From desolation to delight. Todd Cantwell and Norwich City have travelled full circle in one season.

Cantwell took to the Carrow Road turf again on Saturday, after he helped inspire a 4-1 Championship win over Reading that sealed the title.

This son of Norfolk, the visible embodiment of a culture that values youth and homegrown cultivation, took a moment or two to detach himself from the celebrations and sit in isolation in the centre circle. There appeared the obligatory phone to hand. Perhaps sharing the moment with family or friends.

Now rewind to July of last year, when he cut a solitary figure on the same Carrow Road pitch following a Premier League home loss to Brighton that confirmed relegation.

Cantwell subsequently felt compelled to defend his actions from those who felt maybe it was a grandstanding gesture. That was a low in a season of personal fulfilment. A breakthrough top flight campaign that tanked alarmingly for the club so close to his heart.

For Cantwell, and Norwich City, to haul themselves off the floor and respond in such fashion is a testament to the character as much at the talent on which the House of Daniel Farke and Stuart Webber is built.

Eastern Daily Press: Sporting director Stuart Webber hugs Todd Cantwell after Norwich City had sealed Championship promotionSporting director Stuart Webber hugs Todd Cantwell after Norwich City had sealed Championship promotion (Image: Focus Images Limited)

To shake the disappointment of a Premier League demotion which, albeit not unexpected, was painfully etched on the features of young men like Cantwell and Max Aarons after that Seagulls’ reverse was the first task.

To find it within to go again at the lower level and engineer a successful promotion was another.

But to add a second Football League title under Farke, and to send club records tumbling in the process – against the backdrop of no fans in attendance and the on going footballing impact of the pandemic – will cast a lasting sheen on this achievement long after Grant Hanley lifts the trophy at Oakwell.

No praise is surely too gushing. No superlatives too inappropriate to frame this feat.

Inside the club, they will tell you this was the expected outcome from forensic planning and clinical execution. But even operators as surefooted as Webber and Farke will have harboured doubts, and worried about the imponderables outside their control.

Whether it was Barcelona picking up the phone to Webber, in what the club’s sporting director initially thought was a wind up, to ask to borrow Aarons. Or Farke sitting down for team selection meetings around the turn of this year weighing up not only form or fitness concerns but the outcome of lateral flow tests for his squad.

Or down the stretch the ridiculous scheduling that pitched Norwich into battle at Preston with a clutch of players on international duty barely 48 hours earlier.

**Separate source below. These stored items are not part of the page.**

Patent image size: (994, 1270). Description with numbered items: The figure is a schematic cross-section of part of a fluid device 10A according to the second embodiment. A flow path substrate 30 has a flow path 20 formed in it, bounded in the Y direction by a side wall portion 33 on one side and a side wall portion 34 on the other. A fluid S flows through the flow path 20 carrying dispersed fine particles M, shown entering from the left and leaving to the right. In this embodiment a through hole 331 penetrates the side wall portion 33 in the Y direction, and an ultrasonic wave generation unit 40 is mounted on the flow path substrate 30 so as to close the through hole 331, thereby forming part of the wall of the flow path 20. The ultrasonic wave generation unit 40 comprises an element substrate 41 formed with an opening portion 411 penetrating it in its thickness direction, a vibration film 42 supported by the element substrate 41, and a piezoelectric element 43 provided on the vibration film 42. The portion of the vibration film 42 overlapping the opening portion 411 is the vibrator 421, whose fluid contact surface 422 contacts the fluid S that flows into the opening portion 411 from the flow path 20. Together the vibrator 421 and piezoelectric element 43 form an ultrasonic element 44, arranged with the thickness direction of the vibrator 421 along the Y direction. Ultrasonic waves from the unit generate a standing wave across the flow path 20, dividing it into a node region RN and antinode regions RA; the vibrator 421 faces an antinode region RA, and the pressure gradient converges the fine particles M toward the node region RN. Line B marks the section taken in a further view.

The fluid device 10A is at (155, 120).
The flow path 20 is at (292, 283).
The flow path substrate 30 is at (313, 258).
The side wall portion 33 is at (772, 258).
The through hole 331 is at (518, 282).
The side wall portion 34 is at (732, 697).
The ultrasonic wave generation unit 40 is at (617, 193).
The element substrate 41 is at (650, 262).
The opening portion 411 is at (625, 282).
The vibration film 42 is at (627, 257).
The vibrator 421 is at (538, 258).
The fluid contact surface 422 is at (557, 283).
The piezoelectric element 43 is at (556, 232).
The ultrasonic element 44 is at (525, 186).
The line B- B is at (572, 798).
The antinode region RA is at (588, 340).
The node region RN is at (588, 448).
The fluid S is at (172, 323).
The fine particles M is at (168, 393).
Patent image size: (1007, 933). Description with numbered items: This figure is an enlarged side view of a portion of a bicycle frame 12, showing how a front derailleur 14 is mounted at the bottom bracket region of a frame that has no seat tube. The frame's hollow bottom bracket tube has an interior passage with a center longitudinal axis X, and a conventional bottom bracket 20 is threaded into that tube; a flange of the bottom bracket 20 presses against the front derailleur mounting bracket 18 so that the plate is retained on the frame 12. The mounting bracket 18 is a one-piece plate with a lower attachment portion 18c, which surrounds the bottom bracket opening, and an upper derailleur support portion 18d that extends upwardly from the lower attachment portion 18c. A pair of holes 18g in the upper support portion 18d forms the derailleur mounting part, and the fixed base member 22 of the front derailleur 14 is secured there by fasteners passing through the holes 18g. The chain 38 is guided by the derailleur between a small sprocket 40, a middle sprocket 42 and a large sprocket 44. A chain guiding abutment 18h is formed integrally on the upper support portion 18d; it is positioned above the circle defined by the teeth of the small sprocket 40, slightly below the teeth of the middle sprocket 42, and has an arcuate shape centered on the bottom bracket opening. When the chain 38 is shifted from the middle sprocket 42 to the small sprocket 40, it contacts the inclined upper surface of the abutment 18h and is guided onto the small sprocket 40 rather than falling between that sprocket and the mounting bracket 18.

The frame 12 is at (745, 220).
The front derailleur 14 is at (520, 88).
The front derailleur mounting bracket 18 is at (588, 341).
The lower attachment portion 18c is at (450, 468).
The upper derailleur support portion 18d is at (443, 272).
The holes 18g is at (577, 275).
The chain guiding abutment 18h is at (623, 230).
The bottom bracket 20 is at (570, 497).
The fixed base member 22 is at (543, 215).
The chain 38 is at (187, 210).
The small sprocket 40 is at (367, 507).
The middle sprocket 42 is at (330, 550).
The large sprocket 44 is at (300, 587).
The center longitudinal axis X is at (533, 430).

Yet, City rode those adverse currents better than any of their Championship contemporaries. When the heat came on, when Swansea were full value for a 2-0 win in early February and Brentford briefly deposed them at the top, Norwich grew in strength.

The tougher the times, the more this group this season relished the challenge.

That is a great attribute to carry forward for the attempt to buck the odds in the Premier League. But that can wait for another day and another summer transfer window.

Now it is about savouring a title win from seeds sown when the people who matter at Carrow Road accepted relegation was inevitable during that ‘Project Restart’ period.

Expect the same cold eyed attention to detail and lack of sentiment shown to the likes of Moritz Leitner or Tom Trybull for the next phase.

Expect the departures of Alex Tettey and Mario Vrancic to be confirmed ahead of the Championship finale at Barnsley.

Eastern Daily Press: Daniel Farke is embraced by joint majority shareholder Delia Smith after plotting another Championship title triumph for Norwich CityDaniel Farke is embraced by joint majority shareholder Delia Smith after plotting another Championship title triumph for Norwich City (Image: Focus Images Limited)

Both out of contract, both loyal servants of Farke, both with two title winners medals to show for their not inconsiderable efforts on and off the park since the German’s arrival in 2017.

The only enduring sadness was no Carrow Road full house could bid them farewell when they made late symbolic cameos in the closing stages of this Royals’ romp.

But moving forward is what defined Norwich’s response to the bitter pain of Premier League relegation. It underpinned the arrival of two relatively unknown figures in an experiment never tried before in these parts.

Now they are feted as visionaries at a football club that is the envy of many others in England. It has not always been so. Ask any Norwich City fan. Ask Cantwell. These are heady days.